代車費用が出る期間は交渉によって必要性が認められれば、延長できる可能性があります。代車費用に関して納得がいかない場合は弁護士に相談されてみることも良いでしょう。
代車の必要性とは
代車の使用期間を延長してもらうには、保険会社に「なぜ代車がないと困るのか」について説明しなければなりません。その際に主張すべきなのは車の必要性です。基本的には通勤・通学・通院などで車しか移動手段がない状況であれば、認められる可能性があります。「趣味でよく乗るため」や「友人の引っ越し手伝いがあるため」などの理由は日常的な必要性とはみなされないでしょう。
代車のグレードは元の車よりも低く
また、代車の車種に関しても賠償金とするか否かの考慮に含まれます。代車の費用を自分で賄う場合は当然、どのような車種に乗っても良いでしょう。しかし、損害賠償金として相手側に請求するのであれば、代車は必要最低限か元の車のグレードよりも低いものにしましょう。全損となった車よりも高額な車をレンタカーで借りて費用を請求しても、相手の保険会社に全額認められることはないでしょう。
仕事で使用していた車が事故の被害に遭った場合
事故の被害に遭った車が、タクシーやトラック、営業車など、仕事に使用をする車両であった場合、加害者に特別に請求をすることが出来るものはあるのでしょうか?
車両がなければ仕事にならない、大きな損害が出るという場合、「休車損」として車両がない期間に発生をする損害を請求することが出来ます。
タクシーやトラックといった車両は、仕事に大きく影響をしますので、損害請求が認められるでしょう。ただ、営業車に関しては、営業活動にどれだけ車が重要かによって変わってきます。中には、損害請求が認められない場合もあります。

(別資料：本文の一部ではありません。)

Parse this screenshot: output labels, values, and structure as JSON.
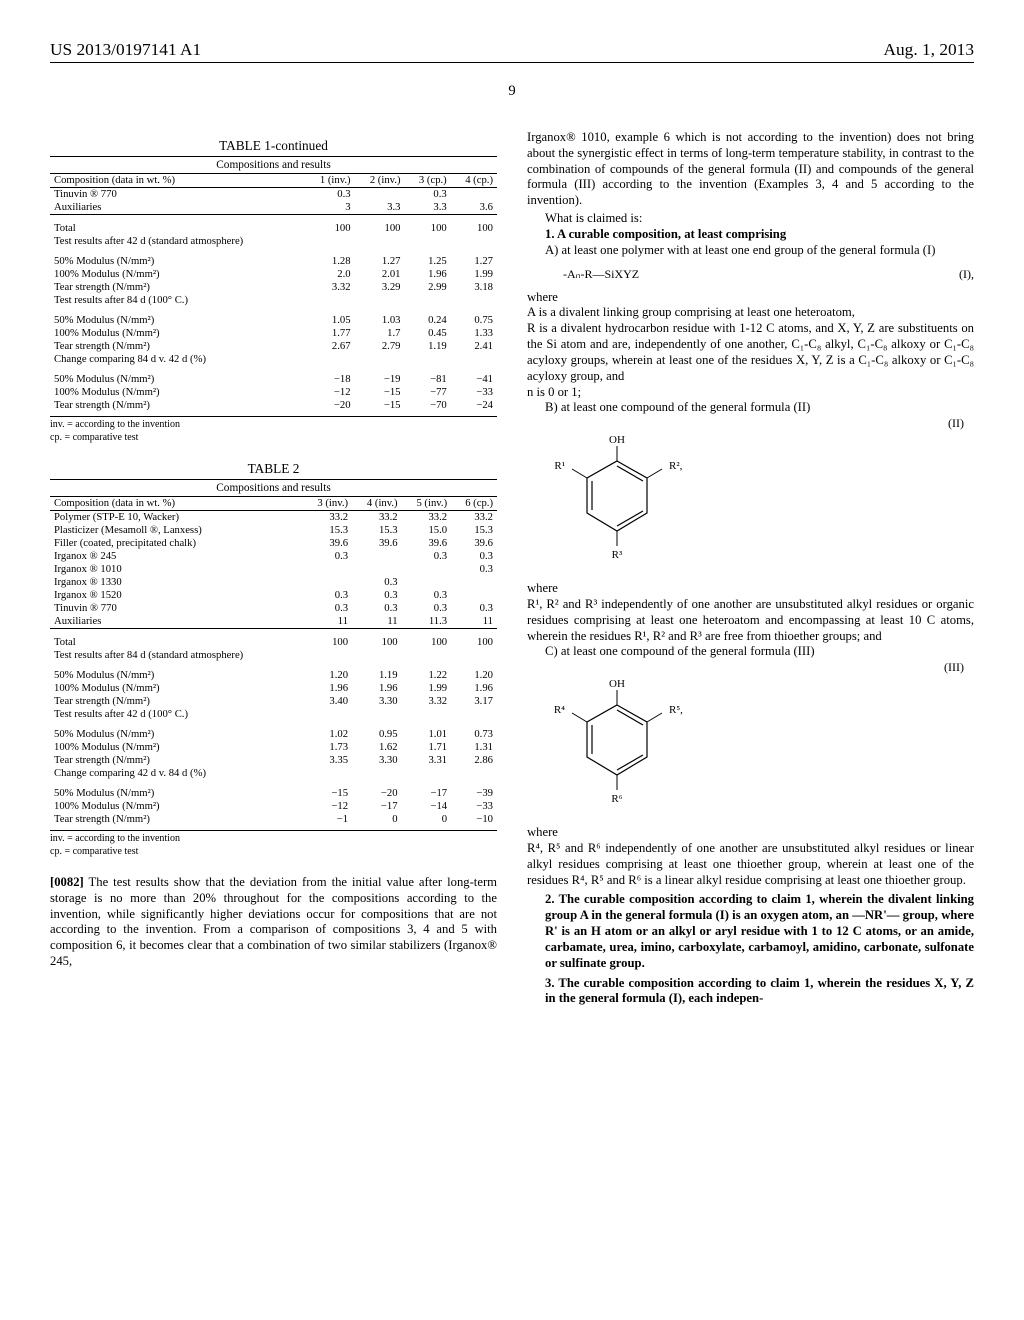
{
  "header": {
    "pub_no": "US 2013/0197141 A1",
    "date": "Aug. 1, 2013",
    "page": "9"
  },
  "table1": {
    "title": "TABLE 1-continued",
    "subtitle": "Compositions and results",
    "head_label": "Composition (data in wt. %)",
    "cols": [
      "1 (inv.)",
      "2 (inv.)",
      "3 (cp.)",
      "4 (cp.)"
    ],
    "rows": [
      {
        "label": "Tinuvin ® 770",
        "v": [
          "0.3",
          "",
          "0.3",
          ""
        ]
      },
      {
        "label": "Auxiliaries",
        "v": [
          "3",
          "3.3",
          "3.3",
          "3.6"
        ],
        "underline": true
      },
      {
        "label": "Total",
        "v": [
          "100",
          "100",
          "100",
          "100"
        ],
        "section": true
      },
      {
        "label": "Test results after 42 d (standard atmosphere)",
        "v": [
          "",
          "",
          "",
          ""
        ]
      },
      {
        "label": "50% Modulus (N/mm²)",
        "v": [
          "1.28",
          "1.27",
          "1.25",
          "1.27"
        ],
        "section": true
      },
      {
        "label": "100% Modulus (N/mm²)",
        "v": [
          "2.0",
          "2.01",
          "1.96",
          "1.99"
        ]
      },
      {
        "label": "Tear strength (N/mm²)",
        "v": [
          "3.32",
          "3.29",
          "2.99",
          "3.18"
        ]
      },
      {
        "label": "Test results after 84 d (100° C.)",
        "v": [
          "",
          "",
          "",
          ""
        ]
      },
      {
        "label": "50% Modulus (N/mm²)",
        "v": [
          "1.05",
          "1.03",
          "0.24",
          "0.75"
        ],
        "section": true
      },
      {
        "label": "100% Modulus (N/mm²)",
        "v": [
          "1.77",
          "1.7",
          "0.45",
          "1.33"
        ]
      },
      {
        "label": "Tear strength (N/mm²)",
        "v": [
          "2.67",
          "2.79",
          "1.19",
          "2.41"
        ]
      },
      {
        "label": "Change comparing 84 d v. 42 d (%)",
        "v": [
          "",
          "",
          "",
          ""
        ]
      },
      {
        "label": "50% Modulus (N/mm²)",
        "v": [
          "−18",
          "−19",
          "−81",
          "−41"
        ],
        "section": true
      },
      {
        "label": "100% Modulus (N/mm²)",
        "v": [
          "−12",
          "−15",
          "−77",
          "−33"
        ]
      },
      {
        "label": "Tear strength (N/mm²)",
        "v": [
          "−20",
          "−15",
          "−70",
          "−24"
        ]
      }
    ],
    "foot1": "inv. = according to the invention",
    "foot2": "cp. = comparative test"
  },
  "table2": {
    "title": "TABLE 2",
    "subtitle": "Compositions and results",
    "head_label": "Composition (data in wt. %)",
    "cols": [
      "3 (inv.)",
      "4 (inv.)",
      "5 (inv.)",
      "6 (cp.)"
    ],
    "rows": [
      {
        "label": "Polymer (STP-E 10, Wacker)",
        "v": [
          "33.2",
          "33.2",
          "33.2",
          "33.2"
        ]
      },
      {
        "label": "Plasticizer (Mesamoll ®, Lanxess)",
        "v": [
          "15.3",
          "15.3",
          "15.0",
          "15.3"
        ]
      },
      {
        "label": "Filler (coated, precipitated chalk)",
        "v": [
          "39.6",
          "39.6",
          "39.6",
          "39.6"
        ]
      },
      {
        "label": "Irganox ® 245",
        "v": [
          "0.3",
          "",
          "0.3",
          "0.3"
        ]
      },
      {
        "label": "Irganox ® 1010",
        "v": [
          "",
          "",
          "",
          "0.3"
        ]
      },
      {
        "label": "Irganox ® 1330",
        "v": [
          "",
          "0.3",
          "",
          ""
        ]
      },
      {
        "label": "Irganox ® 1520",
        "v": [
          "0.3",
          "0.3",
          "0.3",
          ""
        ]
      },
      {
        "label": "Tinuvin ® 770",
        "v": [
          "0.3",
          "0.3",
          "0.3",
          "0.3"
        ]
      },
      {
        "label": "Auxiliaries",
        "v": [
          "11",
          "11",
          "11.3",
          "11"
        ],
        "underline": true
      },
      {
        "label": "Total",
        "v": [
          "100",
          "100",
          "100",
          "100"
        ],
        "section": true
      },
      {
        "label": "Test results after 84 d (standard atmosphere)",
        "v": [
          "",
          "",
          "",
          ""
        ]
      },
      {
        "label": "50% Modulus (N/mm²)",
        "v": [
          "1.20",
          "1.19",
          "1.22",
          "1.20"
        ],
        "section": true
      },
      {
        "label": "100% Modulus (N/mm²)",
        "v": [
          "1.96",
          "1.96",
          "1.99",
          "1.96"
        ]
      },
      {
        "label": "Tear strength (N/mm²)",
        "v": [
          "3.40",
          "3.30",
          "3.32",
          "3.17"
        ]
      },
      {
        "label": "Test results after 42 d (100° C.)",
        "v": [
          "",
          "",
          "",
          ""
        ]
      },
      {
        "label": "50% Modulus (N/mm²)",
        "v": [
          "1.02",
          "0.95",
          "1.01",
          "0.73"
        ],
        "section": true
      },
      {
        "label": "100% Modulus (N/mm²)",
        "v": [
          "1.73",
          "1.62",
          "1.71",
          "1.31"
        ]
      },
      {
        "label": "Tear strength (N/mm²)",
        "v": [
          "3.35",
          "3.30",
          "3.31",
          "2.86"
        ]
      },
      {
        "label": "Change comparing 42 d v. 84 d (%)",
        "v": [
          "",
          "",
          "",
          ""
        ]
      },
      {
        "label": "50% Modulus (N/mm²)",
        "v": [
          "−15",
          "−20",
          "−17",
          "−39"
        ],
        "section": true
      },
      {
        "label": "100% Modulus (N/mm²)",
        "v": [
          "−12",
          "−17",
          "−14",
          "−33"
        ]
      },
      {
        "label": "Tear strength (N/mm²)",
        "v": [
          "−1",
          "0",
          "0",
          "−10"
        ]
      }
    ],
    "foot1": "inv. = according to the invention",
    "foot2": "cp. = comparative test"
  },
  "para82": {
    "num": "[0082]",
    "text": "The test results show that the deviation from the initial value after long-term storage is no more than 20% throughout for the compositions according to the invention, while significantly higher deviations occur for compositions that are not according to the invention. From a comparison of compositions 3, 4 and 5 with composition 6, it becomes clear that a combination of two similar stabilizers (Irganox® 245,"
  },
  "right_col": {
    "intro": "Irganox® 1010, example 6 which is not according to the invention) does not bring about the synergistic effect in terms of long-term temperature stability, in contrast to the combination of compounds of the general formula (II) and compounds of the general formula (III) according to the invention (Examples 3, 4 and 5 according to the invention).",
    "what_claimed": "What is claimed is:",
    "claim1_lead": "1. A curable composition, at least comprising",
    "claim1_A": "A) at least one polymer with at least one end group of the general formula (I)",
    "formula_I": "-Aₙ-R—SiXYZ",
    "formula_I_tag": "(I),",
    "where": "where",
    "A_def": "A is a divalent linking group comprising at least one heteroatom,",
    "R_def": "R is a divalent hydrocarbon residue with 1-12 C atoms, and X, Y, Z are substituents on the Si atom and are, independently of one another, C₁-C₈ alkyl, C₁-C₈ alkoxy or C₁-C₈ acyloxy groups, wherein at least one of the residues X, Y, Z is a C₁-C₈ alkoxy or C₁-C₈ acyloxy group, and",
    "n_def": "n is 0 or 1;",
    "claim1_B": "B) at least one compound of the general formula (II)",
    "formula_II_tag": "(II)",
    "where2": "where",
    "R123_def": "R¹, R² and R³ independently of one another are unsubstituted alkyl residues or organic residues comprising at least one heteroatom and encompassing at least 10 C atoms, wherein the residues R¹, R² and R³ are free from thioether groups; and",
    "claim1_C": "C) at least one compound of the general formula (III)",
    "formula_III_tag": "(III)",
    "where3": "where",
    "R456_def": "R⁴, R⁵ and R⁶ independently of one another are unsubstituted alkyl residues or linear alkyl residues comprising at least one thioether group, wherein at least one of the residues R⁴, R⁵ and R⁶ is a linear alkyl residue comprising at least one thioether group.",
    "claim2": "2. The curable composition according to claim 1, wherein the divalent linking group A in the general formula (I) is an oxygen atom, an —NR'— group, where R' is an H atom or an alkyl or aryl residue with 1 to 12 C atoms, or an amide, carbamate, urea, imino, carboxylate, carbamoyl, amidino, carbonate, sulfonate or sulfinate group.",
    "claim3": "3. The curable composition according to claim 1, wherein the residues X, Y, Z in the general formula (I), each indepen-",
    "struct_II": {
      "top": "OH",
      "left": "R¹",
      "right": "R²",
      "bottom": "R³"
    },
    "struct_III": {
      "top": "OH",
      "left": "R⁴",
      "right": "R⁵",
      "bottom": "R⁶"
    }
  }
}
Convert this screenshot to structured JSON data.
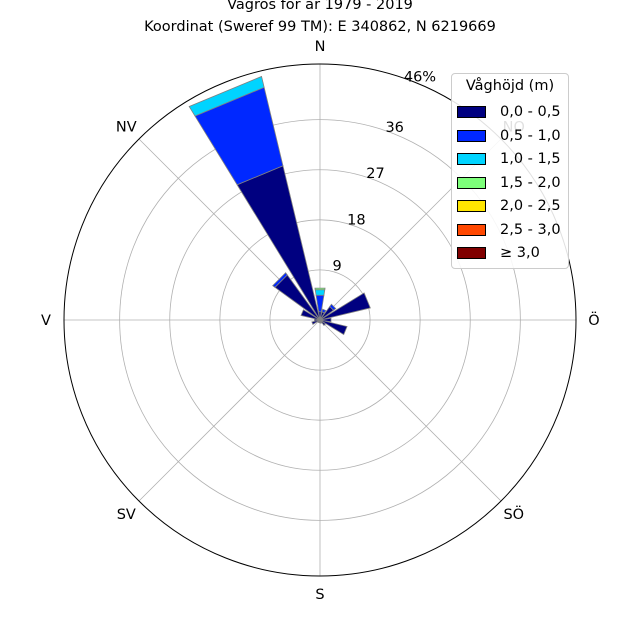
{
  "title": {
    "line1": "Vågros för år 1979 - 2019",
    "line2": "Koordinat (Sweref 99 TM): E 340862, N 6219669"
  },
  "chart_data": {
    "type": "polar-stacked-bar",
    "title": "Vågros för år 1979 - 2019",
    "subtitle": "Koordinat (Sweref 99 TM): E 340862, N 6219669",
    "directions": [
      "N",
      "NO",
      "Ö",
      "SÖ",
      "S",
      "SV",
      "V",
      "NV"
    ],
    "direction_labels": [
      "N",
      "NO",
      "Ö",
      "SÖ",
      "S",
      "SV",
      "V",
      "NV"
    ],
    "radial_ticks": [
      9,
      18,
      27,
      36
    ],
    "radial_tick_labels": [
      "9",
      "18",
      "27",
      "36"
    ],
    "r_max": 46,
    "r_max_label": "46%",
    "grid": true,
    "legend": {
      "title": "Våghöjd (m)",
      "placement": "top-right"
    },
    "series": [
      {
        "name": "0,0 - 0,5",
        "color": "#000080"
      },
      {
        "name": "0,5 - 1,0",
        "color": "#0028ff"
      },
      {
        "name": "1,0 - 1,5",
        "color": "#00d4ff"
      },
      {
        "name": "1,5 - 2,0",
        "color": "#7dff7a"
      },
      {
        "name": "2,0 - 2,5",
        "color": "#ffe600"
      },
      {
        "name": "2,5 - 3,0",
        "color": "#ff4800"
      },
      {
        "name": "≥ 3,0",
        "color": "#800000"
      }
    ],
    "sectors": [
      {
        "direction_deg": 0,
        "values": [
          1.5,
          3.0,
          1.0,
          0.3,
          0,
          0,
          0
        ]
      },
      {
        "direction_deg": 22.5,
        "values": [
          1.5,
          0.5,
          0,
          0,
          0,
          0,
          0
        ]
      },
      {
        "direction_deg": 45,
        "values": [
          3.0,
          0.5,
          0,
          0,
          0,
          0,
          0
        ]
      },
      {
        "direction_deg": 67.5,
        "values": [
          9.3,
          0,
          0,
          0,
          0,
          0,
          0
        ]
      },
      {
        "direction_deg": 90,
        "values": [
          2.0,
          0,
          0,
          0,
          0,
          0,
          0
        ]
      },
      {
        "direction_deg": 112.5,
        "values": [
          5.0,
          0,
          0,
          0,
          0,
          0,
          0
        ]
      },
      {
        "direction_deg": 135,
        "values": [
          1.2,
          0,
          0,
          0,
          0,
          0,
          0
        ]
      },
      {
        "direction_deg": 157.5,
        "values": [
          0.6,
          0,
          0,
          0,
          0,
          0,
          0
        ]
      },
      {
        "direction_deg": 180,
        "values": [
          0.5,
          0,
          0,
          0,
          0,
          0,
          0
        ]
      },
      {
        "direction_deg": 202.5,
        "values": [
          0.5,
          0,
          0,
          0,
          0,
          0,
          0
        ]
      },
      {
        "direction_deg": 225,
        "values": [
          0.5,
          0,
          0,
          0,
          0,
          0,
          0
        ]
      },
      {
        "direction_deg": 247.5,
        "values": [
          1.5,
          0,
          0,
          0,
          0,
          0,
          0
        ]
      },
      {
        "direction_deg": 270,
        "values": [
          1.0,
          0,
          0,
          0,
          0,
          0,
          0
        ]
      },
      {
        "direction_deg": 292.5,
        "values": [
          3.5,
          0,
          0,
          0,
          0,
          0,
          0
        ]
      },
      {
        "direction_deg": 315,
        "values": [
          10.0,
          0.5,
          0,
          0,
          0,
          0,
          0
        ]
      },
      {
        "direction_deg": 337.5,
        "values": [
          28.5,
          14.5,
          2.0,
          0,
          0,
          0,
          0
        ]
      }
    ]
  }
}
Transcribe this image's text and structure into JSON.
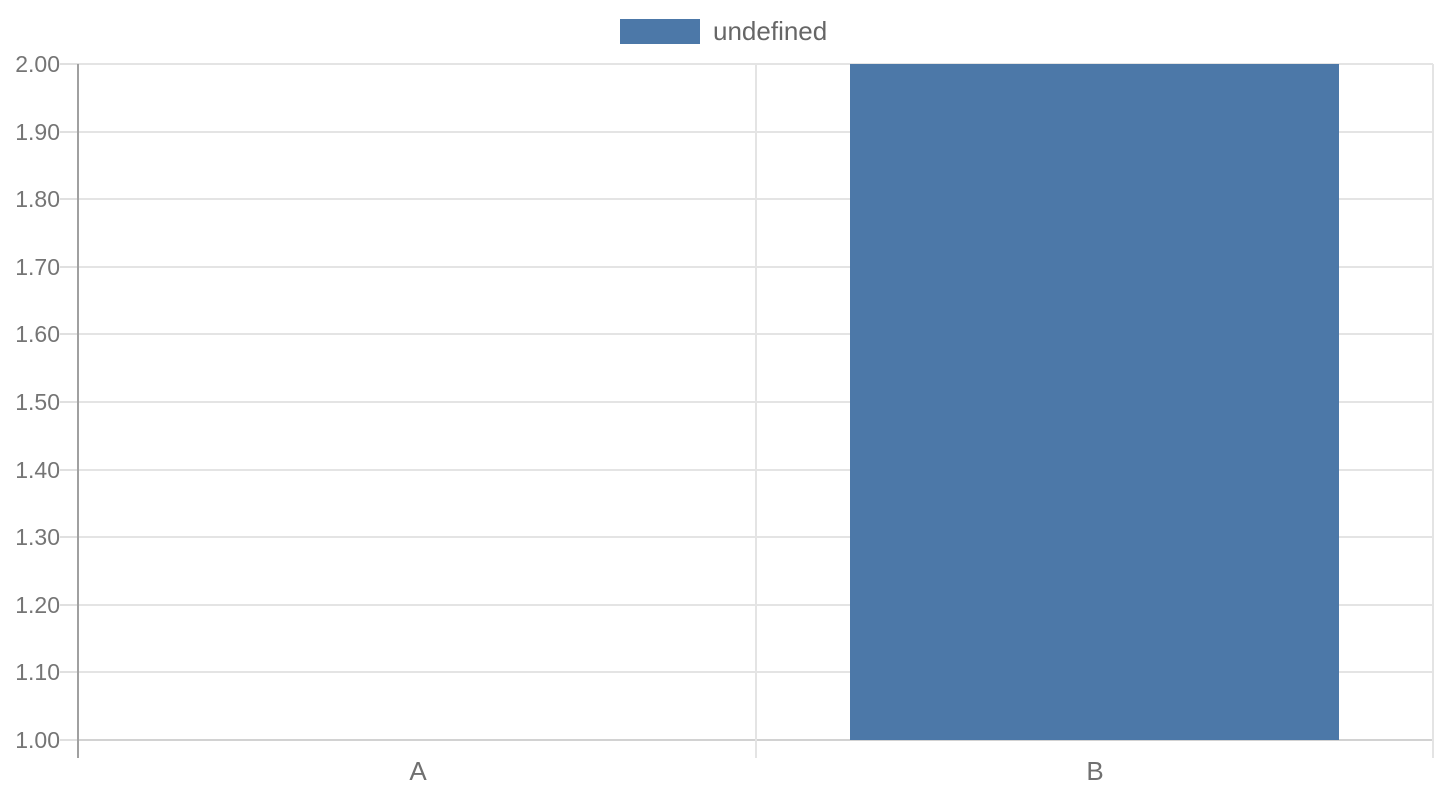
{
  "chart_data": {
    "type": "bar",
    "categories": [
      "A",
      "B"
    ],
    "series": [
      {
        "name": "undefined",
        "values": [
          1.0,
          2.0
        ],
        "color": "#4c78a8"
      }
    ],
    "title": "",
    "xlabel": "",
    "ylabel": "",
    "ylim": [
      1.0,
      2.0
    ],
    "y_ticks": [
      1.0,
      1.1,
      1.2,
      1.3,
      1.4,
      1.5,
      1.6,
      1.7,
      1.8,
      1.9,
      2.0
    ],
    "y_tick_labels": [
      "1.00",
      "1.10",
      "1.20",
      "1.30",
      "1.40",
      "1.50",
      "1.60",
      "1.70",
      "1.80",
      "1.90",
      "2.00"
    ],
    "grid": true,
    "legend": {
      "position": "top-center",
      "label": "undefined"
    }
  },
  "colors": {
    "bar": "#4c78a8",
    "gridline": "#e4e4e4",
    "baseline": "#d2d2d2",
    "tick": "#e0e0e0",
    "axis_line": "#a0a0a0",
    "y_label_text": "#757575",
    "x_label_text": "#707070",
    "legend_text": "#666666",
    "background": "#ffffff"
  }
}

請求をするには、事故前の売上や経費に関する資料を証拠として用意しておきましょう。
全損事故で発生することがある慰謝料とは
慰謝料が発生する事案はないのでしょうか?
実は、全損事故でもまれに慰謝料が認められるケースがあります。それは希少価値の高い自動車が大破した場合です。生産台数が少ない・価値が高い車は賠償金を払われたとしても、他の車で代替できるものではないためです。
全損事故で希少な車を失ったという方は、慰謝料の請求を検討してみてはいかがでしょう。その場合は裁判となる可能性がありますので、法律のプロである弁護士へのご相談をお薦めします。
- 車が交通事故によって全損をしてしまった場合、交通事故がなければ支払う必要がなかった費用に関しては、基本的には請求をすることが出来ると覚えておきましょう。
ただ、交通事故によって被害を受けるのは対象の車以外にもさまざまなものがありますので、どういった費用が加害者に請求出来るのか、弁護士に相談をして確認をしておいた方がいいでしょう。